With a bit of ingenuity the entire question Web page can be created from very few variables. The choices variable only keeps track of the previous answers, so is not used to create the page other than to append on the newest choice. The answers variable is a Tcl list, which is then looped through and has an image string created from the key and the answer concatenated together, e.g. headlamps.breakfast.jpg. This image is then used to represent this choice in the Web page. The "Back to question" area uses the variable keys, which is the list of question to get to this point. Keys is then looped through and a link back to previous question is created.

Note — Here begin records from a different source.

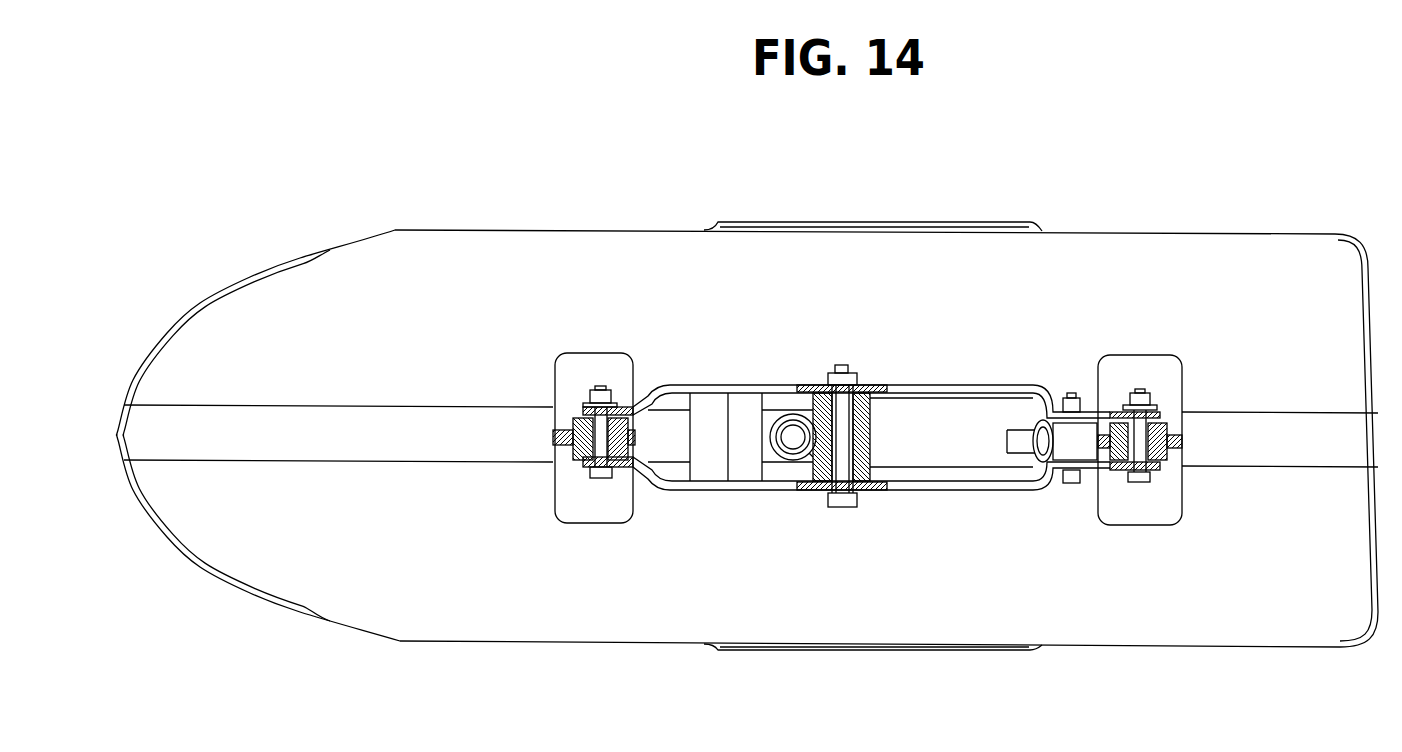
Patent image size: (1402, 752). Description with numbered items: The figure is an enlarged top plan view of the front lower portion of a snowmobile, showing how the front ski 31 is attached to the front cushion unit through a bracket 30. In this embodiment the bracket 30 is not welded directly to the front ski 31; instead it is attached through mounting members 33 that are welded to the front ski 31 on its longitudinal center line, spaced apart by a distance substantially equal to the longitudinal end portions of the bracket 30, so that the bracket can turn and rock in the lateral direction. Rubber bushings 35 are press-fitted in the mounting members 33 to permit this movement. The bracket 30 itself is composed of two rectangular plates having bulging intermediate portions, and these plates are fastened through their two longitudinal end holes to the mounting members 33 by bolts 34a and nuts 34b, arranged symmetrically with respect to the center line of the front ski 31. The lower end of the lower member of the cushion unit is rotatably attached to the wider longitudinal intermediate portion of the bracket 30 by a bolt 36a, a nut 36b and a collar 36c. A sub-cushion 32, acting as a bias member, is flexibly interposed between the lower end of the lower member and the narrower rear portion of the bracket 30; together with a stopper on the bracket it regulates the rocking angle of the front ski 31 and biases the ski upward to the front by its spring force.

The bracket 30 is at (970, 386).
The front ski 31 is at (430, 229).
The sub-cushion 32 is at (1025, 455).
The mounting members 33 is at (598, 352).
The bolts 34a is at (600, 480).
The nuts 34b is at (612, 395).
The rubber bushings 35 is at (575, 462).
The bolt 36a is at (840, 508).
The nut 36b is at (852, 372).
The collar 36c is at (812, 490).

Many pains were taken to make the Web pages run quickly. Originally, each image was a large JPEG file, and loaded very slowly over a dialup connection. These images were then substantially reduced by first trimming the size to 160x120 pixels, then saving the file as a GIF image with as few bits-per-pixel as possible without undue image degradation. Finally, a "Preload" page was created in order to read all the images used in the question pages into the cache of the user's Web browser. This speed up execution dramatically, as the images are now local to the user and all that is sent over the network is the text of the page.

IV. Further Development

This project has many further features to implement. The expert system does not remove questions from the list that won't further differentiate the remaining vehicles. This results in a sometimes useless question getting asked. The knowledge base will also expand -- many other Land Rovers, some unusual and other kinds such as Range Rovers will be added. Of course, the visual aspect of the Web page will continue to improve in both speed and design as time allows.

Summary

The Identa-Rover World Wide Web page shows how an expert system which is normally constrained to its shell can become interactive over the Internet. By using a wide variety of techniques, the expert system can be invoked using the CGI interface as described by the HTML language. Hidden variables can contain the past interaction of the Web users, and the CGI interface can supply the interaction back to the expert system at any time. In addition, the expert system benefits from the graphical interface the Web can display in term of easier operation and better presentation of the questions.